Estudos publicados no Journal of Interpersonal Violence reforçam que intervenções baseadas na Terapia Cognitivo-Comportamental (TCC) são altamente eficazes para reduzir sintomas depressivos e de TEPT em vítimas de violência íntima. O trabalho terapêutico envolve desde a psicoeducação sobre o ciclo da violência até o fortalecimento de redes de apoio e o desenvolvimento de autonomia. Não se trata de uma abordagem motivacional simplista, mas de um suporte técnico que permite à mulher nomear suas vivências e desconstruir crenças de culpa que foram internalizadas durante o período de abuso.

A experiência educacional também revela que o problema possui raízes profundas. A violência é, muitas vezes, naturalizada desde a infância, com crianças e adolescentes absorvendo modelos de comportamento que confundem abuso com afeto. A falta de preparo nas escolas para identificar sinais de violência doméstica em famílias de alunos perpetua esse ciclo. É necessário que o ambiente escolar, assim como os serviços de saúde e assistência social, esteja capacitado para intervir precocemente, promovendo discussões sobre consentimento e limites.

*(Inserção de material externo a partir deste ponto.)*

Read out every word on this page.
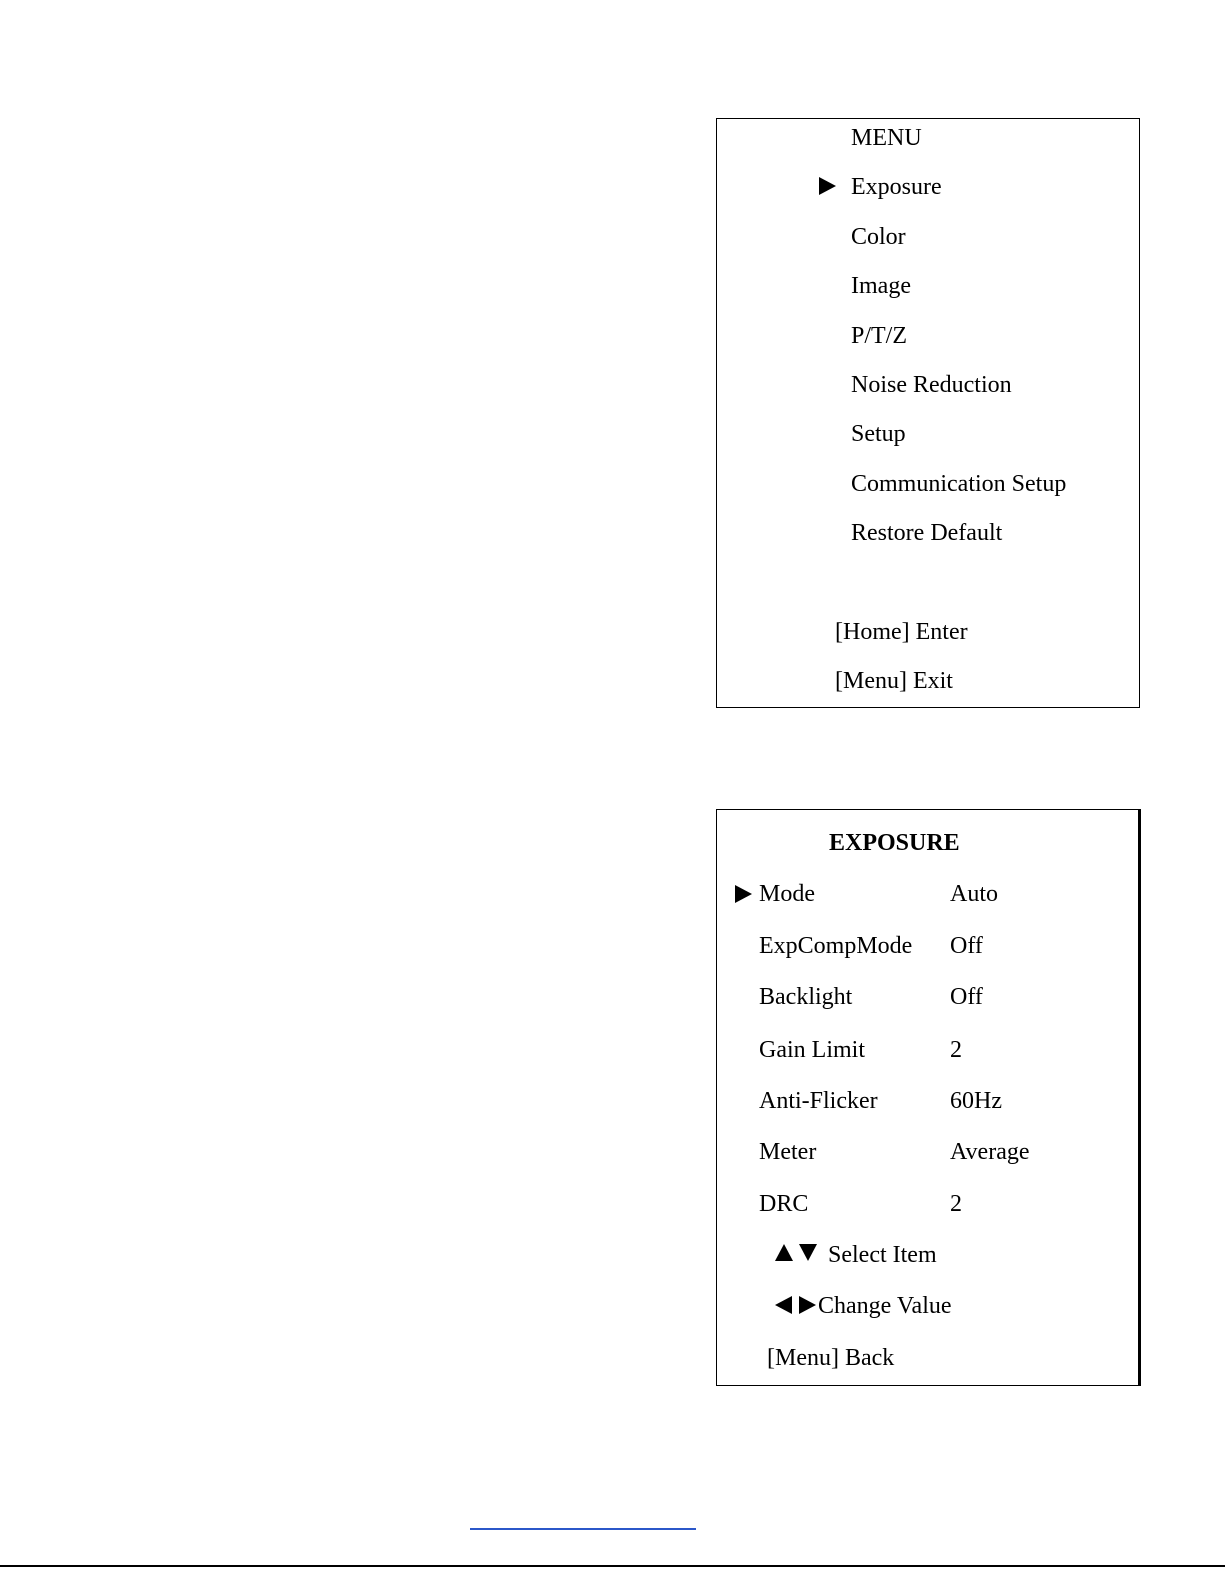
MENU
Exposure
Color
Image
P/T/Z
Noise Reduction
Setup
Communication Setup
Restore Default
[Home] Enter
[Menu] Exit
EXPOSURE
Mode	Auto
ExpCompMode Off
Backlight	Off
Gain Limit	2
Anti-Flicker	60Hz
Meter	Average
DRC	2
Select Item
Change Value
[Menu] Back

Apesar dos avanços legislativos, o acesso ao atendimento psicológico no sistema público ainda enfrenta barreiras, com filas extensas e serviços sobrecarregados, cenário que se agravou após a pandemia de COVID-19. Especialistas como a psicóloga Lilia Blima Schraiber defendem que a saúde mental deve ser tratada como um componente essencial da rede de proteção, e não como um serviço secundário. A implementação das políticas de atenção psicossocial pelo SUS ainda carece de maior equidade e alcance.

Em última análise, a Lei Maria da Penha é uma conquista inegociável que salva vidas, mas a verdadeira libertação da mulher ocorre quando ela consegue transitar de uma narrativa de vítima para a de sobrevivente. O suporte psicológico é o caminho para que ela possa retomar o controle de seu futuro, compreendendo que o passado não a define. O objetivo final é que, com o devido acolhimento, a mulher possa reconstruir sua autonomia e viver com a clareza necessária para seguir em frente, livre das amarras emocionais que a violência tentou impor.